The Mayer Of Atlanta

by Kevin Raub

"I'm always most inspired when it comes down to me," he explains. "Put me in a room, and tell me I can leave but first I have to put this thing together out of 100 pieces, and I'll stay there and do it. If I know there's a way, I'll do it. Atlanta was the first time I discovered there was a way to do it."

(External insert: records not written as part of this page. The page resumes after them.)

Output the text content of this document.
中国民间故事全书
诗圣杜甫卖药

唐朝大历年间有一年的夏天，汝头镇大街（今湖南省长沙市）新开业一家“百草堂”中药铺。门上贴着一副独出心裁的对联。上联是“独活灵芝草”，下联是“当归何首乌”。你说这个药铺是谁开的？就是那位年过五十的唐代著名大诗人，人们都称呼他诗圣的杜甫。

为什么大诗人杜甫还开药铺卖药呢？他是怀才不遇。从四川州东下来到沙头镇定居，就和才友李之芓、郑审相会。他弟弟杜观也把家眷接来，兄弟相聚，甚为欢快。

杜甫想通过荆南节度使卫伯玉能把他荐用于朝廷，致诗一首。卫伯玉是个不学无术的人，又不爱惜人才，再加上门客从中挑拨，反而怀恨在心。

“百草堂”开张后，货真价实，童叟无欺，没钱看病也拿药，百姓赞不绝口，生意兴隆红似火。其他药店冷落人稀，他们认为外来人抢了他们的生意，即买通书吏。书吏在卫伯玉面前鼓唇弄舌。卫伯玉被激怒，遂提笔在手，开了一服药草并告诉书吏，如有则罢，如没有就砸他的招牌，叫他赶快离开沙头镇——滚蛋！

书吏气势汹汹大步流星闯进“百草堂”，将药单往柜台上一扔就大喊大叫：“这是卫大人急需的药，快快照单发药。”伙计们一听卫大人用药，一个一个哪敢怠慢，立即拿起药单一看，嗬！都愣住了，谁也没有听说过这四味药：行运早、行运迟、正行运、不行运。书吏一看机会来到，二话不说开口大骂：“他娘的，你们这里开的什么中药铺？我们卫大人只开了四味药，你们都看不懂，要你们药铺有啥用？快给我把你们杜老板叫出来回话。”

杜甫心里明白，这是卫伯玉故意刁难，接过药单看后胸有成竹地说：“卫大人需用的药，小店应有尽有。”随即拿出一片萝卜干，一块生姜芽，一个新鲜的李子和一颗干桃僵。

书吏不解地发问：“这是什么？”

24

Mayer spent four years playing the starving­-musician role, toiling away in the city's vibrant live-music culture, taking in all this Southern capital had to offer both on- and offstage. Now, on the eve of his third major-label effort, Continuum, Mayer­ remembers his adopted hometown as a dizzying array of diverse cultures, all living in coexistent equilibrium. "Atlanta is one game board with a dozen different games being played on it at the same time, and no two pieces hit each other. That's what's so cool about it. Honest to God. Somehow or another, it all completes itself."

Or maybe that's just how he remembers Waffle House (more on that later). Either way, Atlanta was very good to John Mayer, so now it's his turn to give back to the people who knew him before every member of your family did.

What brought you to Atlanta in the first place? I had made a friend who was from Atlanta. We kind of became a singer-­songwriter duo at Berklee and both decided to withdraw, the plan being I would live with him in Atlanta and start a life and career down there. We had a falling-out, but I still ended up down there. I was far enough along into that lineage that there was nowhere else to go but back home into the world of "I told you so" at my parents' house. At the same time, I had had a real connection with the city, and I knew I wasn't done figuring that place out, so I stayed there.